Het plangebied is gelegen in het beheergebied van Wetterskip Fryslân. Het waterschap is verantwoordelijk voor het watersysteem en het zuiveren van het aangeboden stedelijk afvalwater. De ontwikkeling is op 23 maart 2022 aan het waterschap kenbaar gemaakt via de digitale watertoets. Uit deze digitale watertoets blijkt dat voor dit project de normale procedure gevolgd moet worden (zie bijlage 6).

Veilig

Naast de verdedigingswerken moet worden ingezet op aanpassingen in de ruimtelijke ordening en calamiteitenbeheersing. Er is in dit verband sprake van meerlaagse veiligheid, dit staat voor Veiligheid in drie lagen. In het kader van ruimtelijke ordening is vooral laag 2 van belang. Het gaat er dan om dat de ruimte op een duurzame manier wordt ingericht. Bijvoorbeeld door geen gevoelige functies te realiseren op plekken die kunnen overstromen. In dit plan worden geen gevoelige functies zoals bedoeld door het waterschap voorgesteld. Het doorbreken van de regionale waterkering heeft geen overstroming van het plangebied tot gevolg.

Voldoende

Klimaatadaptie

In het kader van klimaatadaptie adviseert het waterschap om bij de inrichting van het plangebied te anticiperen op hevige regenbuien, periodes van droogte en hitte en mogelijk overstroming door bijvoorbeeld het percentage verhard oppervlakte te verminderen en het plangebied groener in te richten.

Het plangebied is hedendaags omgeven met een groene omzoming, met het beoogde initiatief wordt meer verharding aangebracht.
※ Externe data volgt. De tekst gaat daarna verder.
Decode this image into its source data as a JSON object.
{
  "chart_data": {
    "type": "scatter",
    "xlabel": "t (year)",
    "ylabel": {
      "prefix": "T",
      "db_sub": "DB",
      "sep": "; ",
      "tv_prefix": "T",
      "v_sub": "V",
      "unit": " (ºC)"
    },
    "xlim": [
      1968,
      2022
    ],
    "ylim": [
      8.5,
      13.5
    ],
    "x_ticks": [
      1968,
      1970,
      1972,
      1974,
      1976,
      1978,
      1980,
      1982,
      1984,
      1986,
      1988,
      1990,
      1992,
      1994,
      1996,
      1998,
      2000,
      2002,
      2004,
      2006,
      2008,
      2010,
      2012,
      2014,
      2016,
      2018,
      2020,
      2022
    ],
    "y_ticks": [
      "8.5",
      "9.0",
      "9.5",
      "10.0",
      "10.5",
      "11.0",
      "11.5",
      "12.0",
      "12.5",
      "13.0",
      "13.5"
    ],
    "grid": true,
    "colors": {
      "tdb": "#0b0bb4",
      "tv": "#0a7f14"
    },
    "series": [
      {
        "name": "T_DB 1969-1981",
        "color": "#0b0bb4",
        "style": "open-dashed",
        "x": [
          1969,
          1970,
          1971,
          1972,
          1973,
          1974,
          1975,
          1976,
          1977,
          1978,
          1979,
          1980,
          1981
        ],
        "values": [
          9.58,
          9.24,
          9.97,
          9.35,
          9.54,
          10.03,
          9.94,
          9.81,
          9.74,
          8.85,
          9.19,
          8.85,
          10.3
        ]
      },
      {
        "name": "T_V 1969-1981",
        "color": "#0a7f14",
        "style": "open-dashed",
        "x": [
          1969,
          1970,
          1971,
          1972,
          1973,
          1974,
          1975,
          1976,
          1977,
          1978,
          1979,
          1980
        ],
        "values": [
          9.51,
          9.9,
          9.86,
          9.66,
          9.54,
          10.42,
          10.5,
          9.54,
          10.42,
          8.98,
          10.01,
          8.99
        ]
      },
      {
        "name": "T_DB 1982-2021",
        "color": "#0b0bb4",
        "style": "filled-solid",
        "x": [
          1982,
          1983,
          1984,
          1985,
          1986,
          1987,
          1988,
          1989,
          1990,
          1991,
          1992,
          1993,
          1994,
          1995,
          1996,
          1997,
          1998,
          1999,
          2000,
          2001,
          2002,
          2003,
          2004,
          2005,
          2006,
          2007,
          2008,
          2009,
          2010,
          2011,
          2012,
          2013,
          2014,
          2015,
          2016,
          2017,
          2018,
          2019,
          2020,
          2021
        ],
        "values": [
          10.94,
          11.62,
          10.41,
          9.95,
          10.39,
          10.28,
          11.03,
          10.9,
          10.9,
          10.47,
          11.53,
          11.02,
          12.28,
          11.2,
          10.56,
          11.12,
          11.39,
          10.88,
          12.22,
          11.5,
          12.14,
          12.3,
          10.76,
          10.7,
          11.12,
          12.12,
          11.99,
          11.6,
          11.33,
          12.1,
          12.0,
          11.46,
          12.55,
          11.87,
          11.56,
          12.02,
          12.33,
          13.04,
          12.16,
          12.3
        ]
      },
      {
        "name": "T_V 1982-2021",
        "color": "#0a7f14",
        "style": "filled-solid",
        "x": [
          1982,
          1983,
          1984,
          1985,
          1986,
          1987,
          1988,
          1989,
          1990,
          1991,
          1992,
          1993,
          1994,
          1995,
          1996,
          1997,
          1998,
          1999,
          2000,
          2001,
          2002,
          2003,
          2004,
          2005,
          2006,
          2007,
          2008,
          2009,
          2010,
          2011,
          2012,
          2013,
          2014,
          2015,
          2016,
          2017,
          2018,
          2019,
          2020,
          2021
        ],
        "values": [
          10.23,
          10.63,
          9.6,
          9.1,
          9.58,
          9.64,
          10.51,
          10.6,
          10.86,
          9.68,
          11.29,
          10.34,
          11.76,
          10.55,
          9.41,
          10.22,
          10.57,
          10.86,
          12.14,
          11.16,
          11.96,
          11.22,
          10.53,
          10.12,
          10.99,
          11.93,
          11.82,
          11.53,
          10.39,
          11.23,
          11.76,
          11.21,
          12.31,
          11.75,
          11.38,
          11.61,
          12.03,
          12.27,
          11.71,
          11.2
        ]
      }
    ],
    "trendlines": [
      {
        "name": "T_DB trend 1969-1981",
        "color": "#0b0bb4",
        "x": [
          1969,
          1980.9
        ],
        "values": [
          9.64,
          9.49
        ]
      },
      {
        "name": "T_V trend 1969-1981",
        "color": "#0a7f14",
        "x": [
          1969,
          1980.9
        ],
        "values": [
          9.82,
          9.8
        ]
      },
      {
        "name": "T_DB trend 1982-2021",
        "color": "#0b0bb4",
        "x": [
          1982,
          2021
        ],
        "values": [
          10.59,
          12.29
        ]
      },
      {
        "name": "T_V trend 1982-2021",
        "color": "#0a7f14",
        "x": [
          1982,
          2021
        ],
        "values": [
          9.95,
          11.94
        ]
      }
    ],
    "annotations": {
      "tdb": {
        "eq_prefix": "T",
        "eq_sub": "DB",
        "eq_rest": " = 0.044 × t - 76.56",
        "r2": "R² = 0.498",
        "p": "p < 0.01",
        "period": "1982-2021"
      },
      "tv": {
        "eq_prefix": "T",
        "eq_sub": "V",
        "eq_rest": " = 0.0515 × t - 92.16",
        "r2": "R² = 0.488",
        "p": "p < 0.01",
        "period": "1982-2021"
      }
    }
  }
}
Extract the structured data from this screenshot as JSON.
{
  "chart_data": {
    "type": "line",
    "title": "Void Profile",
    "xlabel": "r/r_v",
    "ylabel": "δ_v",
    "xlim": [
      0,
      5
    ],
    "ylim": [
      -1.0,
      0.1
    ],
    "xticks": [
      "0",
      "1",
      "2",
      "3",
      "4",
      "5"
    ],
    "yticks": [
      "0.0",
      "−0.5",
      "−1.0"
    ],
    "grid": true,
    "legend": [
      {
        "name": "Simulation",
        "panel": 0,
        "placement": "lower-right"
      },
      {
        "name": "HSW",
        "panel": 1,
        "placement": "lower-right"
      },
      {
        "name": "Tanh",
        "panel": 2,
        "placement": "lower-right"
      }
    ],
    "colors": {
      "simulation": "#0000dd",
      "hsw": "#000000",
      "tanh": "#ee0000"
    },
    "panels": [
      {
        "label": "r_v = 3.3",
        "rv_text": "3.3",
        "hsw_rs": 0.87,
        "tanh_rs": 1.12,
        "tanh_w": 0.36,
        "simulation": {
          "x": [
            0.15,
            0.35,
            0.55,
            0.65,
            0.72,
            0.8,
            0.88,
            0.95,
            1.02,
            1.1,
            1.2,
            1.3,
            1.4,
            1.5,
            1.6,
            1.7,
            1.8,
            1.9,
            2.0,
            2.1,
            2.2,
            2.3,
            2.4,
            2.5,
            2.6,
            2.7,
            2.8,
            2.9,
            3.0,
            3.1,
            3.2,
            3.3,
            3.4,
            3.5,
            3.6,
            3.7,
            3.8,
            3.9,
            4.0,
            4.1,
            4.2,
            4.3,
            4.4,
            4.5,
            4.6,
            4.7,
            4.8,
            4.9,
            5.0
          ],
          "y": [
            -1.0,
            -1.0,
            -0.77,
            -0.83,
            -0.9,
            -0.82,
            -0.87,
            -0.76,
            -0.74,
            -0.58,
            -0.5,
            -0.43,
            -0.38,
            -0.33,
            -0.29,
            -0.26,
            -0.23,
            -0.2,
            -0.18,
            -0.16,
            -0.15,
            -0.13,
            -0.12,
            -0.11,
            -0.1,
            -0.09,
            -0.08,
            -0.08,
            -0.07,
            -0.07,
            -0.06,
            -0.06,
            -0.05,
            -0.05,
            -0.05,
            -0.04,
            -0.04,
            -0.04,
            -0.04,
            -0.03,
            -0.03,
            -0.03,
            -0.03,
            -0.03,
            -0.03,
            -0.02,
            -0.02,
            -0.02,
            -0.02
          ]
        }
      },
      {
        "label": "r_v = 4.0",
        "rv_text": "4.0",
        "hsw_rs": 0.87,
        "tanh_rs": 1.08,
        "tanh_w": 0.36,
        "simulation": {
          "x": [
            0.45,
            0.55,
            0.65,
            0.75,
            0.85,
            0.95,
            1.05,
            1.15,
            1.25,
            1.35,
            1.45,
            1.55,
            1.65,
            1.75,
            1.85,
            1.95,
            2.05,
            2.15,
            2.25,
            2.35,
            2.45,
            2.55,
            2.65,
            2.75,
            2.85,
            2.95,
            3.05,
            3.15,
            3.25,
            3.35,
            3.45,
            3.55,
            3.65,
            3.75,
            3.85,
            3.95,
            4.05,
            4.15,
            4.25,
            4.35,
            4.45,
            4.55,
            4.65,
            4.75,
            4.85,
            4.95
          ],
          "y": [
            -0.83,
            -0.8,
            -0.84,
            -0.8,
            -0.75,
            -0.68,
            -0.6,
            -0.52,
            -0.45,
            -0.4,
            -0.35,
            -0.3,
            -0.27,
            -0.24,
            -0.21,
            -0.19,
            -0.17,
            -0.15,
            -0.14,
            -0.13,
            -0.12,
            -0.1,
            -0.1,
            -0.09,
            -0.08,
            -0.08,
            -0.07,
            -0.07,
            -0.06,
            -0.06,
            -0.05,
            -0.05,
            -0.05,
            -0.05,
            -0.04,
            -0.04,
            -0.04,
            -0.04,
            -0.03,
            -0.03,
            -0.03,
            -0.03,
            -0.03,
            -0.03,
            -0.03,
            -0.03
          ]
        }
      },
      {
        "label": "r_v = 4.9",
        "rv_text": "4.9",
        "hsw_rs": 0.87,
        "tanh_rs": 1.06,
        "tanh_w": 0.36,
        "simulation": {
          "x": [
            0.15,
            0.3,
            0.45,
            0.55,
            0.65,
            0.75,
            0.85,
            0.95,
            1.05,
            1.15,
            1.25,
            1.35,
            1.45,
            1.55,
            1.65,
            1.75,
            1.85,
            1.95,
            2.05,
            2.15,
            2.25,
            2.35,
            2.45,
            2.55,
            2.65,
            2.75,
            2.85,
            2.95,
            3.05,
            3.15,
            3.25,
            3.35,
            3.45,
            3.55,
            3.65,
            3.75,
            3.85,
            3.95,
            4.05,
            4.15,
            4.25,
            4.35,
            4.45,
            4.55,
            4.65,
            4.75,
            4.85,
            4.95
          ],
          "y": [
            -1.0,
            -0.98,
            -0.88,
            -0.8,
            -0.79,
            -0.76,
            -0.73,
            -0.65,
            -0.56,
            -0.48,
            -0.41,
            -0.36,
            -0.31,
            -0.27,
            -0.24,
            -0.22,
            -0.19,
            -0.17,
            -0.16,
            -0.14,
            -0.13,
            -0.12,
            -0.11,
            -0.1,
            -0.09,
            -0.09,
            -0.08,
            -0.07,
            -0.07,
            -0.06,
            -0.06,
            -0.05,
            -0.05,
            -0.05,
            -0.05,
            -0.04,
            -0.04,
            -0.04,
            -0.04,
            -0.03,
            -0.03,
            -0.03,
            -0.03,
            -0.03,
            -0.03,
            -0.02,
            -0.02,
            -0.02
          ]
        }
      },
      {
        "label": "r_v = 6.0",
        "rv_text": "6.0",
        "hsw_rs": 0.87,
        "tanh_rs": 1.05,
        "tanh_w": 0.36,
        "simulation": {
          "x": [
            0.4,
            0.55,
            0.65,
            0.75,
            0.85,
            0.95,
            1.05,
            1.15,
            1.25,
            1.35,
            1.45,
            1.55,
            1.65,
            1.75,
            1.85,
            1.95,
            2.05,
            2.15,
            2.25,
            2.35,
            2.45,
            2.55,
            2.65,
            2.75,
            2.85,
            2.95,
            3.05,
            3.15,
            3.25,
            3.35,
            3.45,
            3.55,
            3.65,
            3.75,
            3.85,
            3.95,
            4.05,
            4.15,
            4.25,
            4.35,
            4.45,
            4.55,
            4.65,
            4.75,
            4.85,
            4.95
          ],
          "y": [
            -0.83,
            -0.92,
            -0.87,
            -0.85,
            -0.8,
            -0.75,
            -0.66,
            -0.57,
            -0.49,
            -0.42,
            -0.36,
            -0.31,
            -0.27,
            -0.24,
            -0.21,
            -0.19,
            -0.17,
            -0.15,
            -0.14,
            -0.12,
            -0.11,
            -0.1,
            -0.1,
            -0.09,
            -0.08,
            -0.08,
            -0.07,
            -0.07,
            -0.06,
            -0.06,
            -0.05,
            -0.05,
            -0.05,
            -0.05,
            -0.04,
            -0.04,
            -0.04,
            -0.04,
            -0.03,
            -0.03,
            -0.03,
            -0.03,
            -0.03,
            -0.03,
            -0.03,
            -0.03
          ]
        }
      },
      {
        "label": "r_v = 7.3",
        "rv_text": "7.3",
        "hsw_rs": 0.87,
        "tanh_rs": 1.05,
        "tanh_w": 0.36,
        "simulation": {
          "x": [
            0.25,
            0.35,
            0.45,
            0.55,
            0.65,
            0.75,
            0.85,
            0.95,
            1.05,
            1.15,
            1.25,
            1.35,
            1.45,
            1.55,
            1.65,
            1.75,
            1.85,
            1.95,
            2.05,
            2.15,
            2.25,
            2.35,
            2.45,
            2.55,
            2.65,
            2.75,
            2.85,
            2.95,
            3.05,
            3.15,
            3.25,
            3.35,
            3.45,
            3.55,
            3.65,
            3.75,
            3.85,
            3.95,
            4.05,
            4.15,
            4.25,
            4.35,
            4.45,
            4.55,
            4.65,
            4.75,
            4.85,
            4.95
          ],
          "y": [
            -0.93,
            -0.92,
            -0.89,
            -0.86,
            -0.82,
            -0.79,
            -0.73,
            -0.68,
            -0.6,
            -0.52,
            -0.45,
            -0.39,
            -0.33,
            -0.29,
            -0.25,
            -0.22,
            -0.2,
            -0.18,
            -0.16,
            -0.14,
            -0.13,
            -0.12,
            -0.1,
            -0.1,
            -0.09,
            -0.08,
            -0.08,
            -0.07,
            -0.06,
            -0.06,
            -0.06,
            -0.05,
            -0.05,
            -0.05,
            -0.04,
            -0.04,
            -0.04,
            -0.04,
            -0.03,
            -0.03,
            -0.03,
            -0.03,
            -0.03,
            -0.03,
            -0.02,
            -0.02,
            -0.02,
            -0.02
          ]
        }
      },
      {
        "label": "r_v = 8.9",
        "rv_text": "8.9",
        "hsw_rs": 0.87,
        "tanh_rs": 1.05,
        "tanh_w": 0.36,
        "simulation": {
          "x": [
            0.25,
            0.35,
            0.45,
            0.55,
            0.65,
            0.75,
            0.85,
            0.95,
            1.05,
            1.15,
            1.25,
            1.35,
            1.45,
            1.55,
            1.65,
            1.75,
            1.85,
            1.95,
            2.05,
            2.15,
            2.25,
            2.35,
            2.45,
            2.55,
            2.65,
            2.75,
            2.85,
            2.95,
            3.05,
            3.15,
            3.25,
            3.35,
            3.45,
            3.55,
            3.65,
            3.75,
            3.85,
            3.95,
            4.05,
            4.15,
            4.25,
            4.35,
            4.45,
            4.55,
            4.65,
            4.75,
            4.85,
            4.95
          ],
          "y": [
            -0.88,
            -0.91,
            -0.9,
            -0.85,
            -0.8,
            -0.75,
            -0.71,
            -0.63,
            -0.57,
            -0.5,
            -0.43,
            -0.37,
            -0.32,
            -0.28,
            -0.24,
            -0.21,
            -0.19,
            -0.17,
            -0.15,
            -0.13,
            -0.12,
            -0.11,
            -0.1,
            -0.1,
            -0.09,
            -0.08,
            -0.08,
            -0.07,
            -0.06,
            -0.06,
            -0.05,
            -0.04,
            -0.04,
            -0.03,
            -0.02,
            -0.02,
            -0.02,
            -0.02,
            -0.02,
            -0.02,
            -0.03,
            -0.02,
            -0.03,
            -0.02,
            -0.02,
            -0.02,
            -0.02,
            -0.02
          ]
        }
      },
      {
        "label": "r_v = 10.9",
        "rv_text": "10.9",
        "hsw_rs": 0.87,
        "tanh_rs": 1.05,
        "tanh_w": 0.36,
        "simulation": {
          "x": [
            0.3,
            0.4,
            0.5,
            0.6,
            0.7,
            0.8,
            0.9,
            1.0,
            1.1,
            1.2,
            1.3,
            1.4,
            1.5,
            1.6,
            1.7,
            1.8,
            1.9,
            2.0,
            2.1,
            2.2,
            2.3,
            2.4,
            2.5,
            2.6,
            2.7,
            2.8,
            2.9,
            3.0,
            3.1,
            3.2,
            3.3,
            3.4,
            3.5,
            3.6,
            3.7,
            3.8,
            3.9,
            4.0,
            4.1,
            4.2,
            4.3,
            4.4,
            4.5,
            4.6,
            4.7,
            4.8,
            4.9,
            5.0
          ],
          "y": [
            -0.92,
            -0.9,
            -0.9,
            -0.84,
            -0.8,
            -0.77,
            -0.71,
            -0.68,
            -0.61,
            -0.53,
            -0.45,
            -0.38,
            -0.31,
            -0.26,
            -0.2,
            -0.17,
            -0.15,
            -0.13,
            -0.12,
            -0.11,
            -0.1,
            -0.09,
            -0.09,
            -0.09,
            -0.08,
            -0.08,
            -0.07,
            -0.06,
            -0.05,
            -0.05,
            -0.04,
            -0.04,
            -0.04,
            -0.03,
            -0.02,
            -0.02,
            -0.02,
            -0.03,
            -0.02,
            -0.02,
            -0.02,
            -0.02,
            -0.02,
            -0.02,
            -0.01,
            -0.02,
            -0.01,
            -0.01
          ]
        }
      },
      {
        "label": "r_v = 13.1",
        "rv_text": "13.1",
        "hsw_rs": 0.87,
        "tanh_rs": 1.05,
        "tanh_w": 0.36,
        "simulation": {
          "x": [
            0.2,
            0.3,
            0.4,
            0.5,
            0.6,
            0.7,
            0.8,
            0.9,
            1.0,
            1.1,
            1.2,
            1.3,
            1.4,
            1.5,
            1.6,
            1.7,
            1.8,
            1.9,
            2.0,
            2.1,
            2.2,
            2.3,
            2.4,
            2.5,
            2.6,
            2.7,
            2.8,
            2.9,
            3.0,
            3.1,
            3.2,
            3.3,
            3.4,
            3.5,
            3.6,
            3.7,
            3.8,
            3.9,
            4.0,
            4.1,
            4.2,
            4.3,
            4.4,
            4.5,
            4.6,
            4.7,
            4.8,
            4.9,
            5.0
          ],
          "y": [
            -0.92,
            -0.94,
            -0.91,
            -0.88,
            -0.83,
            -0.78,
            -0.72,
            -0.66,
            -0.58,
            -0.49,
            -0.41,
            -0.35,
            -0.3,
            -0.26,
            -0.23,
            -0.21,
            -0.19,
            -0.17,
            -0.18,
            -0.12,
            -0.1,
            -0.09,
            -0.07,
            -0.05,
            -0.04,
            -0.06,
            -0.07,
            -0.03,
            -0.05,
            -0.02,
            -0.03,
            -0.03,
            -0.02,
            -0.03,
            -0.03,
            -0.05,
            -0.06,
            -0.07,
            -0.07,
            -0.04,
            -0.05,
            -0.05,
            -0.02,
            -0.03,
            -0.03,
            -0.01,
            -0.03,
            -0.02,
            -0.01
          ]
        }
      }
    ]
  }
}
In de nieuwe situatie is het noodzakelijk om te zorgen voor voldoende waterberging en infiltratie. Het plaatsen van waterinfiltratiekratten is een mogelijkheid om te zorgen voor mee waterinfiltratie. Daarnaast is het mogelijk om de bestaande greppels verder te verbreden of een extra greppel toe te voegen aan de noordzijde van het plangebied. Deze mogelijk aan te leggen greppels krijgen een overstort naar de riolering.

Een aspect van klimaatadaptatie is hittestress. Hierbij is het van belang om grote bomen in het gebied te behouden en waar mogelijk extra bomen aan te planten. De materiaalkeuze voor de woningen zorgt voor een vermindering van de hitte. De witte muren weerkaatsen de zonnestralen (albedo-effect) en straalt daardoor minder warmte uit dan een woning met een donkere kleur. De keuze voor een rieten dak in plaats van dakpannen draagt ook bij aan een vermindering van de warmte.

Compensatie

Het is niet toegestaan zonder watervergunning neerslag versnel tot afvoer te laten komen indien daarbij meer dan 200 m2 onverhard grond in stedelijk gebied wordt bebouwd of verhard. Er geldt een vrijstelling van de vergunningsplicht wanner wordt voldaan aan de compensatieregels genoemd in het wateradvies.

Deze compensatie is bedoeld om wateroverlast door het versneld afvoeren van hemelwater vanaf de verhardingen te voorkomen. Het verhard oppervlak neemt in dit plan toe, daarom is compensatie nodig. In tabel 4 is weergegeven hoeveel oppervlakte gecompenseerd dient te worden volgens het Wetterskip.

Tabel 4: Toename verharding Wetterskip

afbeelding "i_NL.IMRO.1891.BpDwCmstrjitte-VA01_0009.png"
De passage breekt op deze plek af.